The State Government in Department of Information and Public Relations has arranged for the live broadcast of the events on TV channels.
Sources in the SJTA said around 8,000 people, including servitors, police personnel and officials, have undergone RT- PCR test before the ‘Bahuda Jatra’.
Only the ones who tested negative were allowed to participate in the festival.
Over 60 platoons of police personnel have been deployed at several locations in the seaside town to prevent the congregation of people.
All entry points to the holy town have been sealed and hotels, lodges and guest houses shut in order to stop people from gathering on roof tops.

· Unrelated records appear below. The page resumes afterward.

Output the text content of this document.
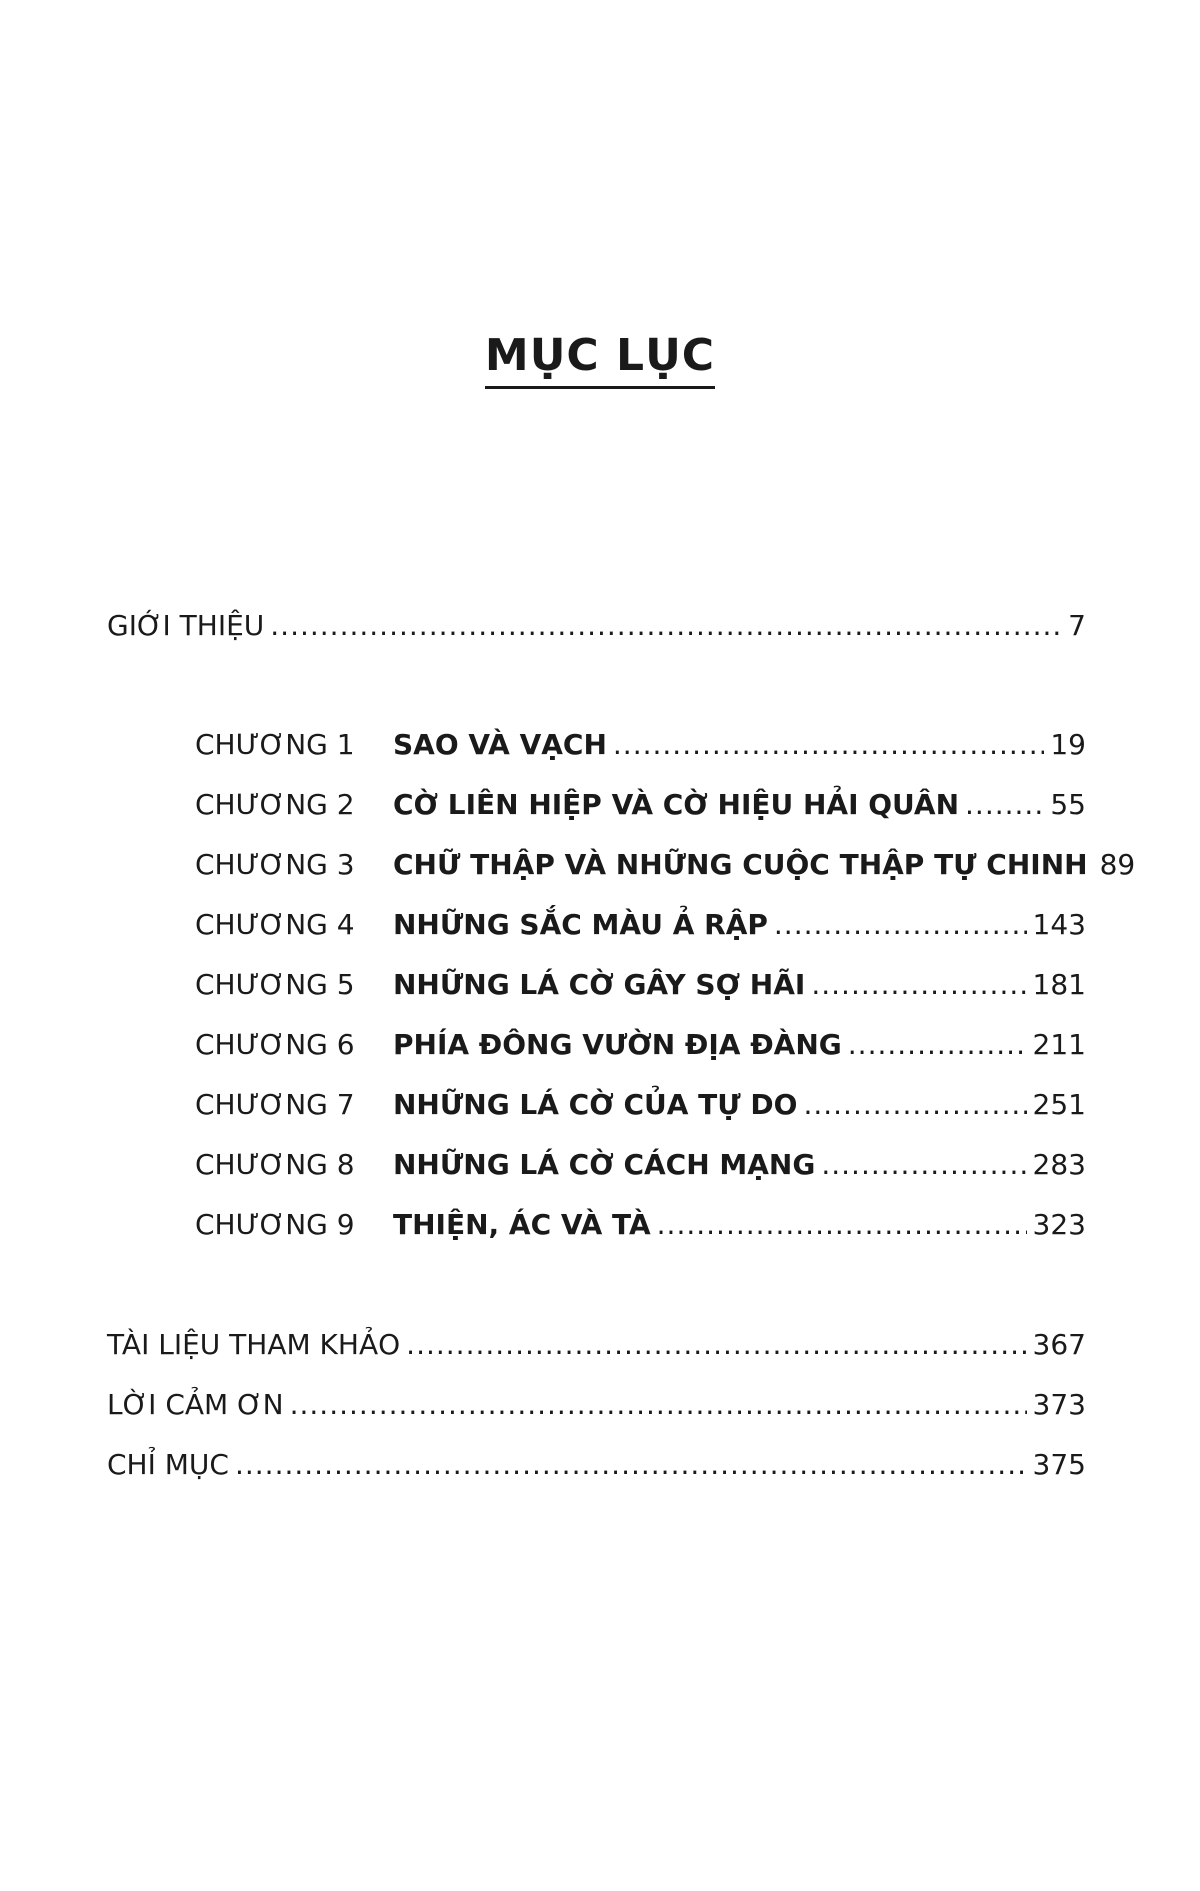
MỤC LỤC
GIỚI THIỆU .....	7
CHƯƠNG 1	SAO VÀ VẠCH .....	19
CHƯƠNG 2	CỜ LIÊN HIỆP VÀ CỜ HIỆU HẢI QUÂN .....	55
CHƯƠNG 3	CHỮ THẬP VÀ NHỮNG CUỘC THẬP TỰ CHINH 89
CHƯƠNG 4	NHỮNG SẮC MÀU Ả RẬP .....	143
CHƯƠNG 5	NHỮNG LÁ CỜ GÂY SỢ HÃI .....	181
CHƯƠNG 6	PHÍA ĐÔNG VƯỜN ĐỊA ĐÀNG .....	211
CHƯƠNG 7	NHỮNG LÁ CỜ CỦA TỰ DO .....	251
CHƯƠNG 8	NHỮNG LÁ CỜ CÁCH MẠNG .....	283
CHƯƠNG 9	THIỆN, ÁC VÀ TÀ .....	323
TÀI LIỆU THAM KHẢO .....	367
LỜI CẢM ƠN .....	373
CHỈ MỤC .....	375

Lord Jagannath was ensconced in the largest of the three chariots — the 45-feet high ‘Nandighosh’, Lord Balabhadra in 44-feet high ‘Taladhwaja’ and Subhadra in 43- feet high ‘Darpadalan’.
Dr.Kumar, said, “The rituals have begun ahead of schedule. The chariots also reach their destination early.”
On the way back to the main temple, Lord Jagannaths chariot was halted twice on the Grand Road, once near Mausi Maa temple where He was offered poda pitha (rice baked cake) by his aunt and next near the royal palace where the Gajapati Maharaja Dibyasingha Deb arranged the Lords meeting with Goddess Maha Laxmi, who, according to mythology, was upset for not being taken on Ratha Jatra.